Generalized Luttinger surgery and other cut-and-paste constructions in generalized complex geometry
Lorenzo Sillari
TL;DR
The paper develops a suite of symplectic-inspired cut-and-paste techniques—generalized Luttinger surgery, generalized Gluck twist, and branched coverings—to construct stable generalized complex structures on high-dimensional manifolds. By working along $\mathcal J$-symplectic submanifolds and using careful $B$-field and local model arguments, the authors extend torus-surgery methods to $2m$-manifolds with $2m\ge6$, producing GC structures whose type-change loci can have multiple, non-homotopy-equivalent components. They also show how gluing diffeomorphism freedom and branched coverings increase the diversity of resulting manifolds, including explicit diffeomorphism types in dimension six and stable GC structures on elliptic surfaces and $T^2\times\Sigma_g$. Together these constructions enlarge the catalog of manifolds supporting stable GC structures and offer new tools for controlling fundamental groups and type-change loci. The results highlight a broad, flexible framework for importing symplectic techniques into generalized complex geometry in higher dimensions.
Abstract
Exploiting the affinity between stable generalized complex structures and symplectic structures, we explain how certain constructions coming from symplectic geometry can be performed in the generalized complex setting.

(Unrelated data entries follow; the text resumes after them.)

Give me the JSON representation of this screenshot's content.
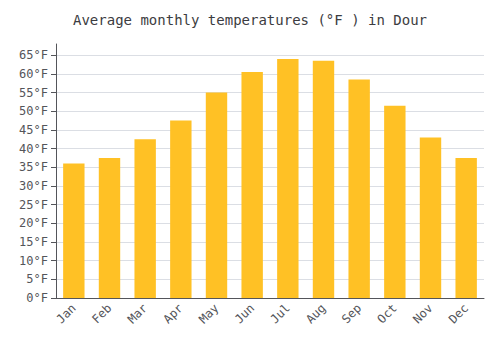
{
  "chart_data": {
    "type": "bar",
    "title": "Average monthly temperatures (°F ) in Dour",
    "categories": [
      "Jan",
      "Feb",
      "Mar",
      "Apr",
      "May",
      "Jun",
      "Jul",
      "Aug",
      "Sep",
      "Oct",
      "Nov",
      "Dec"
    ],
    "values": [
      36,
      37.5,
      42.5,
      47.5,
      55,
      60.5,
      64,
      63.5,
      58.5,
      51.5,
      43,
      37.5
    ],
    "color": "#FFC125",
    "ylim": [
      0,
      68
    ],
    "yticks": [
      {
        "value": 0,
        "label": "0°F"
      },
      {
        "value": 5,
        "label": "5°F"
      },
      {
        "value": 10,
        "label": "10°F"
      },
      {
        "value": 15,
        "label": "15°F"
      },
      {
        "value": 20,
        "label": "20°F"
      },
      {
        "value": 25,
        "label": "25°F"
      },
      {
        "value": 30,
        "label": "30°F"
      },
      {
        "value": 35,
        "label": "35°F"
      },
      {
        "value": 40,
        "label": "40°F"
      },
      {
        "value": 45,
        "label": "45°F"
      },
      {
        "value": 50,
        "label": "50°F"
      },
      {
        "value": 55,
        "label": "55°F"
      },
      {
        "value": 60,
        "label": "60°F"
      },
      {
        "value": 65,
        "label": "65°F"
      }
    ],
    "grid": true
  }
}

We introduce generalized Luttinger surgery and generalized Gluck twist along $\mathcal{J}$-symplectic submanifolds. We also export branched coverings to the generalized complex setting. As an application, stable generalized complex structures are produced on a variety of high-dimensional manifolds. Remarkably, some of them have non-homotopy-equivalent path-connected components of their type change locus.